Tyler Bates is the compositional king of the box office, with Deadpool 2 killin’ it to the tune of a $125.0 million opening weekend — the second biggest R-rated North American debut ever according to Comscore. Bates is on a rockin’ roll, having just received a BMI Film Music Award for his outstanding performance at the past year’s boxoffice with Guardians of the Galaxy, Vol. 2 and Atomic Blonde.
Bates also composed the scores to last year’s John Wick: Chapter 2. Deadpool 2 stars Ryan Reynolds, Josh Brolin and Morena Baccarin and is directed by David Leitch, who helmed 2014’s John Wick as well as Atomic Blonde.
Bates, who is represented by Fortress Talent Management’s Rick Jacobellis, is one of the town’s busiest working composers, having scored more than 50 feature film since Cassian Elwes gave him his big break on 1993’s cops versus aliens adventure Blue Flame. He also keeps a very busy TV scoring schedule, working on Amazon’s Grand Tour, Netflix’s The Punisher and The Cartoon Network’s Samurai Jack.
When he isn’t sounding out popular entertainment for screens large and small, he writes, records and tours with Marilyn Manson.
Second place at the box office goes to Alan Silvestri for Disney/Marvel’s Avengers: Infinity War earning $28.672 million in its fourth weekend for a North American total through Sunday of $595.0 million and $1.8 billion worldwide, “making it is the No. 4 global release of all-time,” according to Comscore senior analyst Paul Dergarabedian.
Silvestri was also honored at the May 9 BMI Film, TV & Visual Media Awards: for this very same Avengers, directed by the brothers Anthony and Joe Russo, and Steven Spielberg’s Ready Player One. Silvestri is represented by Gorfaine/Schwartz.

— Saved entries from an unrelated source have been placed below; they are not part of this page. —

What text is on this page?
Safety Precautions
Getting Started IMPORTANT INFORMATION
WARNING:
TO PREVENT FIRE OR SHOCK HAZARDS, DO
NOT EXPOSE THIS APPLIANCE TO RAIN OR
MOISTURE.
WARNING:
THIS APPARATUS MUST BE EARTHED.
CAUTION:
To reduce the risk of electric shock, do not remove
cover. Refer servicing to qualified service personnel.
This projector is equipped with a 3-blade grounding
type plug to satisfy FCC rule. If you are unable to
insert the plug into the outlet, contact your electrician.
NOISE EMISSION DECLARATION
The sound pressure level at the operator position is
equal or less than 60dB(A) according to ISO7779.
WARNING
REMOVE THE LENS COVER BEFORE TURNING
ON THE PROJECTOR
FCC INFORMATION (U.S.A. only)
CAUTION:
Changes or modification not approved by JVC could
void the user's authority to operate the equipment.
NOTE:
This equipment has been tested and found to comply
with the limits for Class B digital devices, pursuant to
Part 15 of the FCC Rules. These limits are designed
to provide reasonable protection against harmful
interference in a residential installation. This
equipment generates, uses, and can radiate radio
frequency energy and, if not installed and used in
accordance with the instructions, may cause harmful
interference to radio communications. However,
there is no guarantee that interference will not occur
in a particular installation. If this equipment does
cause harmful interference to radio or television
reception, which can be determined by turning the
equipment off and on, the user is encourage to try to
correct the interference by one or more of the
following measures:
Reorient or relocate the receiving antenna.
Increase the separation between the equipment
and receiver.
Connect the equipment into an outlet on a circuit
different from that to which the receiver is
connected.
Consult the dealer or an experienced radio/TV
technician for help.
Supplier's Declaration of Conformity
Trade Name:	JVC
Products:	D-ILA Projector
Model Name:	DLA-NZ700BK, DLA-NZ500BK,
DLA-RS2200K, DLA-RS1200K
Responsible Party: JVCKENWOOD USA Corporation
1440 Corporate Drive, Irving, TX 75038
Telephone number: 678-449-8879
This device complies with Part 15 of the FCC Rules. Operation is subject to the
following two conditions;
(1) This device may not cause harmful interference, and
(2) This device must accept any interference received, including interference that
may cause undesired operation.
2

Counter-programming the super-hero action, New York-bred composer Peter Nashel created the music for Paramount’s Book Club, which paged to third place with a strong $12.5 million debut. The story of four longtime friends whose lives are turned upside down after reading 50 Shades of Grey. The PG13 rated feature has an old-star cast Jane Fonda, Diane Keaton, Candice Bergen, Mary Steenburgen, Richard Dreyfuss, Andy Garcia, Wallace Shawn, Alicia Silverstone, Don Johnson & Craig T. Nelson. Nashel is represented by Fortress’ Robert Messinger.

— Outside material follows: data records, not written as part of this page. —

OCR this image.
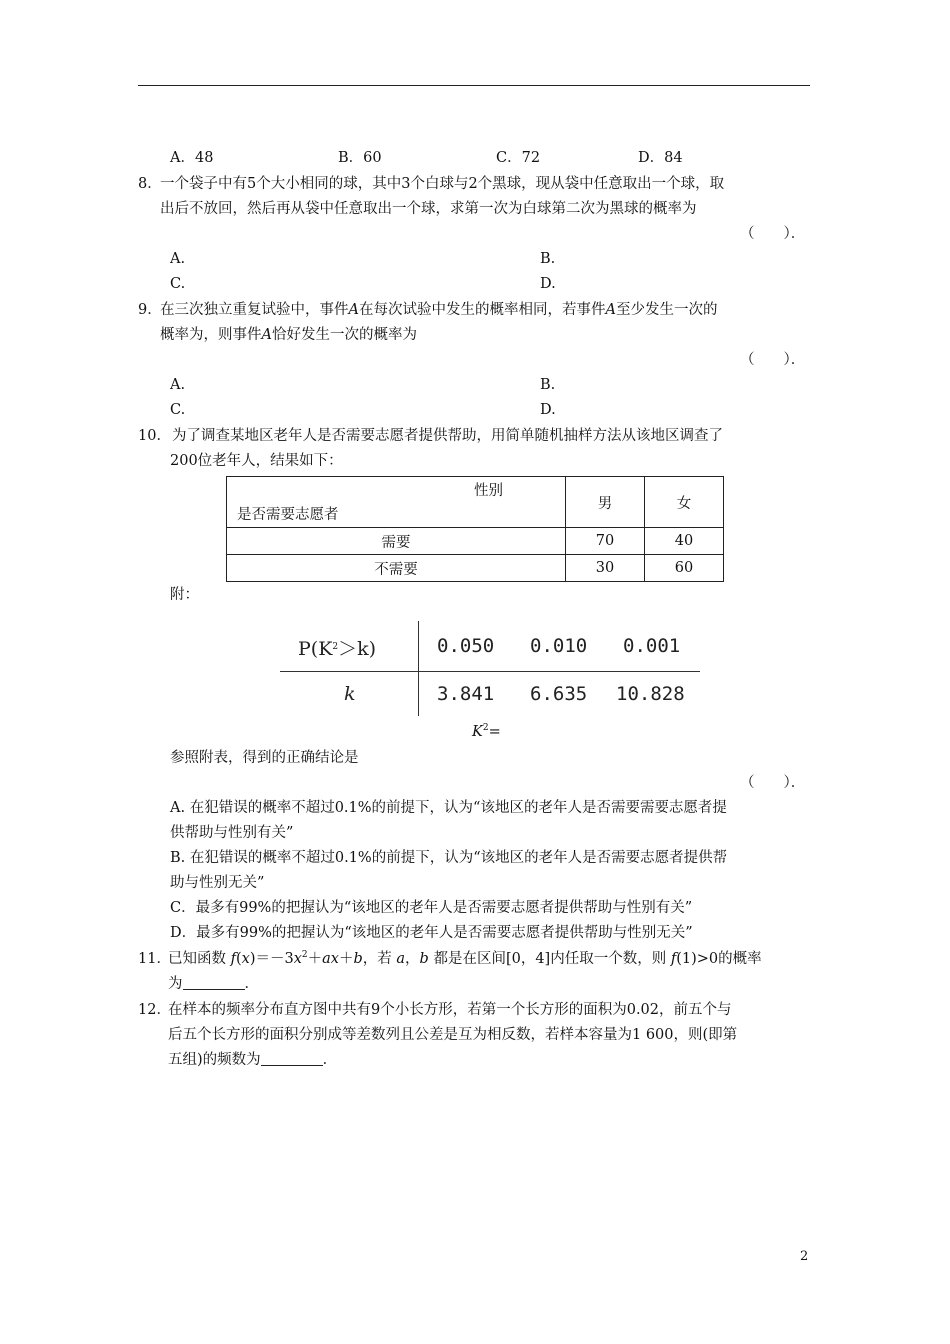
A．48	B．60	C．72	D．84
8．
一个袋子中有5个大小相同的球，其中3个白球与2个黑球，现从袋中任意取出一个球，取
出后不放回，然后再从袋中任意取出一个球，求第一次为白球第二次为黑球的概率为
（　　）．
A.	B.
C.	D.
9．
在三次独立重复试验中，事件A在每次试验中发生的概率相同，若事件A至少发生一次的
概率为，则事件A恰好发生一次的概率为
（　　）．
A.	B.
C.	D.
10． 为了调查某地区老年人是否需要志愿者提供帮助，用简单随机抽样方法从该地区调查了
200位老年人，结果如下：
性别
是否需要志愿者	男	女
需要	70	40
不需要	30	60
附：
$P(K^2>k)$	0.050 0.010 0.001
k	3.841 6.635 10.828
$K^2=$
参照附表，得到的正确结论是
（　　）．
A. 在犯错误的概率不超过0.1%的前提下，认为“该地区的老年人是否需要需要志愿者提
供帮助与性别有关”
B. 在犯错误的概率不超过0.1%的前提下，认为“该地区的老年人是否需要志愿者提供帮
助与性别无关”
C．最多有99%的把握认为“该地区的老年人是否需要志愿者提供帮助与性别有关”
D．最多有99%的把握认为“该地区的老年人是否需要志愿者提供帮助与性别无关”
11．
已知函数 $f(x)=-3x^2+ax+b$，若 a，b 都是在区间[0，4]内任取一个数，则 f(1)>0的概率
为	．
12．
在样本的频率分布直方图中共有9个小长方形，若第一个长方形的面积为0.02，前五个与
后五个长方形的面积分别成等差数列且公差是互为相反数，若样本容量为1 600，则(即第
五组)的频数为	．
2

Composer Fil Eisler celebrated fourth place with Warner Bros.’ comedy Life of The Party toasting a $7.725 million second weekend and has earned $31.037 million through Sunday. The film stars Melissa McCarthy as a dedicated housewife who after being dumped by her husband goes back to college and winds up in the same class as her daughter. Evolution Partners’ Christine Russell and Seth Kaplan.
Rounding out the top five is composer Johnny Klimek and Universal’s Breaking In, starring Gabrielle Union as a woman who will stop at nothing to rescue her two children being held hostage in a house designed with impenetrable security. The film took in $6.470 million in this its second weekend and has earned $28.750 million in North America through Sunday.

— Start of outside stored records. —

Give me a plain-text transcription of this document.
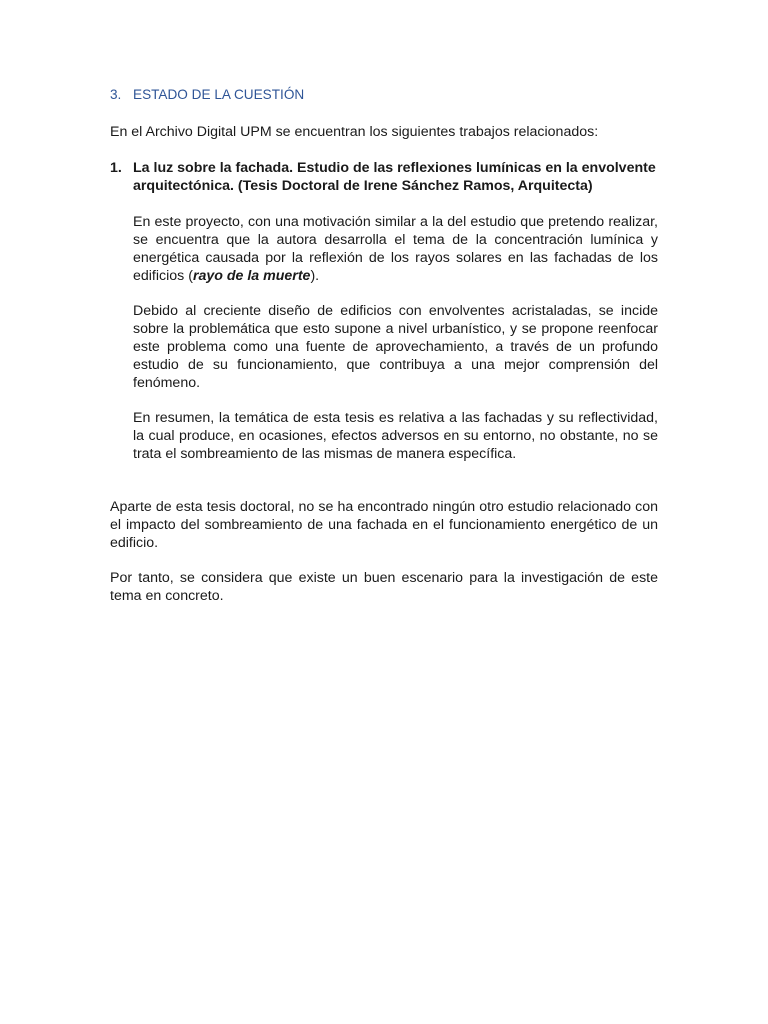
3. ESTADO DE LA CUESTIÓN

En el Archivo Digital UPM se encuentran los siguientes trabajos relacionados:

1. La luz sobre la fachada. Estudio de las reflexiones lumínicas en la envolvente arquitectónica. (Tesis Doctoral de Irene Sánchez Ramos, Arquitecta)

En este proyecto, con una motivación similar a la del estudio que pretendo realizar, se encuentra que la autora desarrolla el tema de la concentración lumínica y energética causada por la reflexión de los rayos solares en las fachadas de los edificios (rayo de la muerte).

Debido al creciente diseño de edificios con envolventes acristaladas, se incide sobre la problemática que esto supone a nivel urbanístico, y se propone reenfocar este problema como una fuente de aprovechamiento, a través de un profundo estudio de su funcionamiento, que contribuya a una mejor comprensión del fenómeno.

En resumen, la temática de esta tesis es relativa a las fachadas y su reflectividad, la cual produce, en ocasiones, efectos adversos en su entorno, no obstante, no se trata el sombreamiento de las mismas de manera específica.

Aparte de esta tesis doctoral, no se ha encontrado ningún otro estudio relacionado con el impacto del sombreamiento de una fachada en el funcionamiento energético de un edificio.

Por tanto, se considera que existe un buen escenario para la investigación de este tema en concreto.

Australian-born electronica specialist Klimek achieved notoriety for scores to Run, Lola, Run (1998) and more recently scored 2012’s Cloud Atlas, for which he received a Golden Globe nomination. Klimek is also currently scoring the Netflix series Sense8, created by Cloud Atlas co-directors Lana and Lilly Wachowski. Klimek is repped by Oticons’ George Christopoulos and WME’s Amos Newman.
The rest of the top 10 feature scores by Heitor Pereira (Open Road’s family film Show Dogs, which opened to $6.035 million); Lyle Workman (Lionsgate’s romantic comedy Overboard, which netted $4.725 million in its third weekend); Marco Beltrami (Paramount’s horror hit A Quiet Place, scaring up $4.04 million its seventh weekend for a cume of $176.176 million); Andrew Lockington (Warner Bros.’ animals-on-the-loose-ransacking-Chicago actioner Rampage, starring Dwayne Johnson, adding $1.50 million its sixth weekend for a grand NA total of $92.423 million through Sunday); and Michael Andrews (the STX comedy I Feel Pretty, starring Amy Schumer, with $1.20 million in its fifth weekend and $46.53 million through Sunday).